ただし、こうした調査を3度目の弾劾につなげるかについて、民主党内の足並みはそろっていない。下院民主党トップのハキーム・ジェフリーズ院内総務は8月25日、CNNのインタビューで、弾劾について「何も決めていないし、何も排除していない」と述べた。アクシオスによると、党内ではトランプ氏への積極的な責任追及を求める議員がいる一方、過去2回に続く弾劾に再び踏み切ることに慎重な議員もおり、ジェフリーズ氏は難しいかじ取りを迫られる可能性がある。
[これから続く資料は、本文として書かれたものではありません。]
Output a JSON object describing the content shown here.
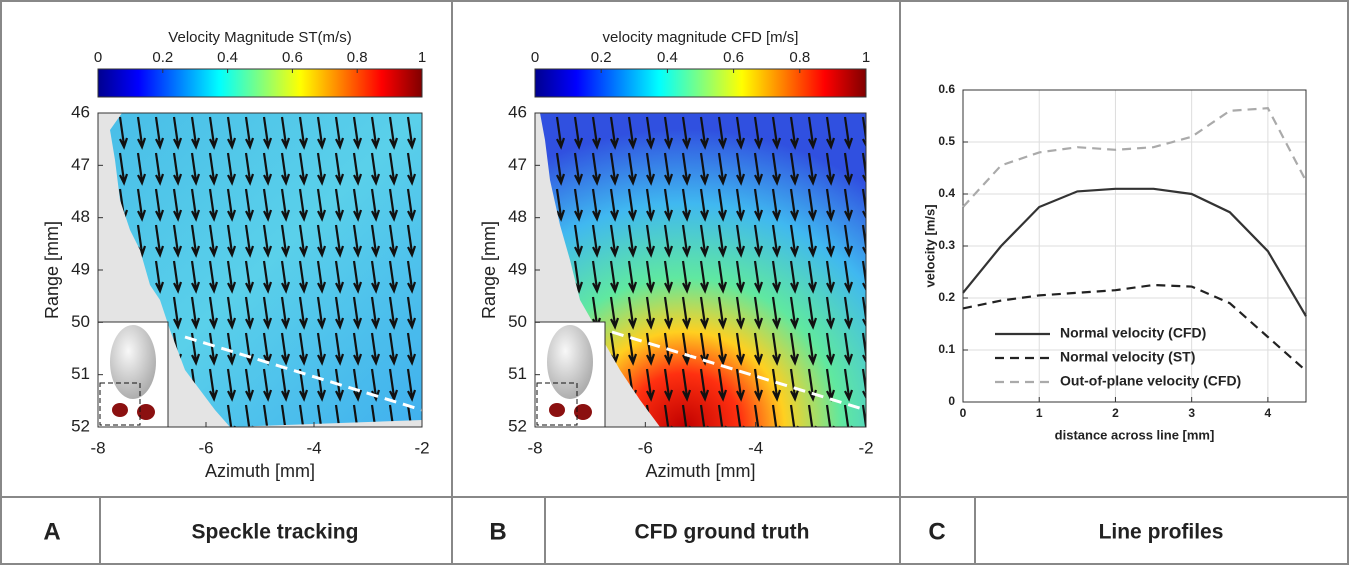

弾劾を求める動きもすでに具体化している。アクシオスは4月、一部の民主党議員が下院奪還後の「初日からの弾劾」を見据え、今の段階からトランプ氏を弾劾する根拠を積み上げるよう同僚に働きかけていると報じた。昨年6月に弾劾決議を前進させることに賛成した民主党議員は78人だったが、12月には140人に増えた。
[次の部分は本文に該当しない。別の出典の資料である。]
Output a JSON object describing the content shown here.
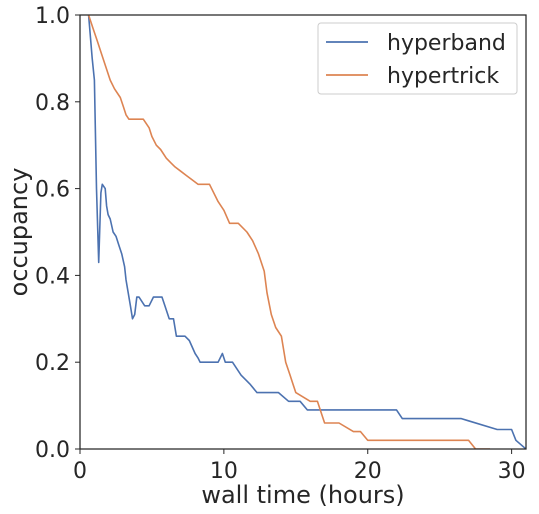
{
  "chart_data": {
    "type": "line",
    "title": "",
    "xlabel": "wall time (hours)",
    "ylabel": "occupancy",
    "xlim": [
      0,
      31
    ],
    "ylim": [
      0,
      1.0
    ],
    "x_ticks": [
      0,
      10,
      20,
      30
    ],
    "y_ticks": [
      0.0,
      0.2,
      0.4,
      0.6,
      0.8,
      1.0
    ],
    "x_tick_labels": [
      "0",
      "10",
      "20",
      "30"
    ],
    "y_tick_labels": [
      "0.0",
      "0.2",
      "0.4",
      "0.6",
      "0.8",
      "1.0"
    ],
    "grid": false,
    "legend_position": "top-right",
    "series": [
      {
        "name": "hyperband",
        "color": "#4c72b0",
        "x": [
          0.6,
          0.85,
          1.0,
          1.15,
          1.3,
          1.45,
          1.55,
          1.75,
          1.85,
          1.95,
          2.1,
          2.3,
          2.5,
          2.7,
          2.9,
          3.1,
          3.2,
          3.35,
          3.5,
          3.65,
          3.8,
          3.95,
          4.1,
          4.5,
          4.8,
          5.1,
          5.4,
          5.7,
          5.9,
          6.2,
          6.5,
          6.7,
          7.0,
          7.3,
          7.6,
          8.0,
          8.2,
          8.35,
          8.6,
          9.0,
          9.6,
          9.9,
          10.1,
          10.3,
          10.6,
          11.2,
          11.8,
          12.3,
          13.0,
          13.8,
          14.5,
          15.0,
          15.3,
          15.8,
          16.5,
          18.0,
          20.0,
          22.0,
          22.4,
          25.0,
          26.5,
          27.0,
          29.0,
          30.0,
          30.3,
          31.0
        ],
        "y": [
          1.0,
          0.9,
          0.85,
          0.6,
          0.43,
          0.59,
          0.61,
          0.6,
          0.56,
          0.54,
          0.53,
          0.5,
          0.49,
          0.47,
          0.45,
          0.42,
          0.39,
          0.36,
          0.33,
          0.3,
          0.31,
          0.35,
          0.35,
          0.33,
          0.33,
          0.35,
          0.35,
          0.35,
          0.33,
          0.3,
          0.3,
          0.26,
          0.26,
          0.26,
          0.25,
          0.22,
          0.21,
          0.2,
          0.2,
          0.2,
          0.2,
          0.22,
          0.2,
          0.2,
          0.2,
          0.17,
          0.15,
          0.13,
          0.13,
          0.13,
          0.11,
          0.11,
          0.11,
          0.09,
          0.09,
          0.09,
          0.09,
          0.09,
          0.07,
          0.07,
          0.07,
          0.065,
          0.045,
          0.045,
          0.02,
          0.0
        ]
      },
      {
        "name": "hypertrick",
        "color": "#dd8452",
        "x": [
          0.6,
          0.9,
          1.2,
          1.5,
          1.8,
          2.1,
          2.4,
          2.8,
          3.0,
          3.2,
          3.4,
          3.7,
          4.0,
          4.4,
          4.8,
          5.0,
          5.3,
          5.6,
          6.0,
          6.3,
          6.6,
          7.0,
          7.4,
          7.8,
          8.2,
          8.6,
          9.0,
          9.6,
          10.0,
          10.4,
          11.0,
          11.6,
          12.0,
          12.4,
          12.8,
          13.0,
          13.3,
          13.6,
          14.0,
          14.3,
          14.6,
          14.8,
          15.0,
          15.5,
          16.0,
          16.5,
          17.0,
          17.5,
          18.0,
          19.0,
          19.5,
          20.0,
          21.0,
          23.0,
          25.0,
          27.0,
          27.5,
          28.5
        ],
        "y": [
          1.0,
          0.97,
          0.94,
          0.91,
          0.88,
          0.85,
          0.83,
          0.81,
          0.79,
          0.77,
          0.76,
          0.76,
          0.76,
          0.76,
          0.74,
          0.72,
          0.7,
          0.69,
          0.67,
          0.66,
          0.65,
          0.64,
          0.63,
          0.62,
          0.61,
          0.61,
          0.61,
          0.57,
          0.55,
          0.52,
          0.52,
          0.5,
          0.48,
          0.45,
          0.41,
          0.36,
          0.31,
          0.28,
          0.26,
          0.2,
          0.17,
          0.15,
          0.13,
          0.12,
          0.11,
          0.11,
          0.06,
          0.06,
          0.06,
          0.04,
          0.04,
          0.02,
          0.02,
          0.02,
          0.02,
          0.02,
          0.0,
          0.0
        ]
      }
    ]
  }
}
その一方、民主党重鎮のジム・クライバーン下院議員はNBCの番組で、民主党が下院を奪還しても弾劾を優先すべきではないと主張した。住宅や教育、エネルギー、医療を手ごろにすることを優先すべきで、「大統領を弾劾しても、それは実現しない」と説明。ただし、弾劾そのものを選択肢から排除したわけではない。
◆最大の壁は上院 罷免は極めて困難
仮に民主党が下院を奪還し、トランプ氏を3度目の弾劾訴追したとしても、罷免は別問題だ。
上院議員100人全員が弾劾裁判に出席すれば、有罪には67票が必要となる。2021年の2度目の弾劾裁判では、共和党議員7人が民主党側に加わって有罪票を投じたが、合計57票にとどまり、必要な票数には10票届かなかった。
今回の中間選挙では、民主党が上院で議席を増やしたり、多数派を奪還したりする可能性もある。しかし、過半数を確保することと、弾劾裁判で必要な3分の2に達することには大きな隔たりがある。このため、民主党が下院で3度目の弾劾訴追に踏み切ったとしても、実際にトランプ氏を罷免するハードルは極めて高い。
より現実味があるのは、まず議会の調査権や召喚権を使ったトランプ政権への追及が本格化する展開だ。そこで何が明らかになるのか、そして民主党が生活費対策とのバランスをどう取るのかによって、史上初となる3度目の弾劾に踏み切るかどうかも決まりそうだ。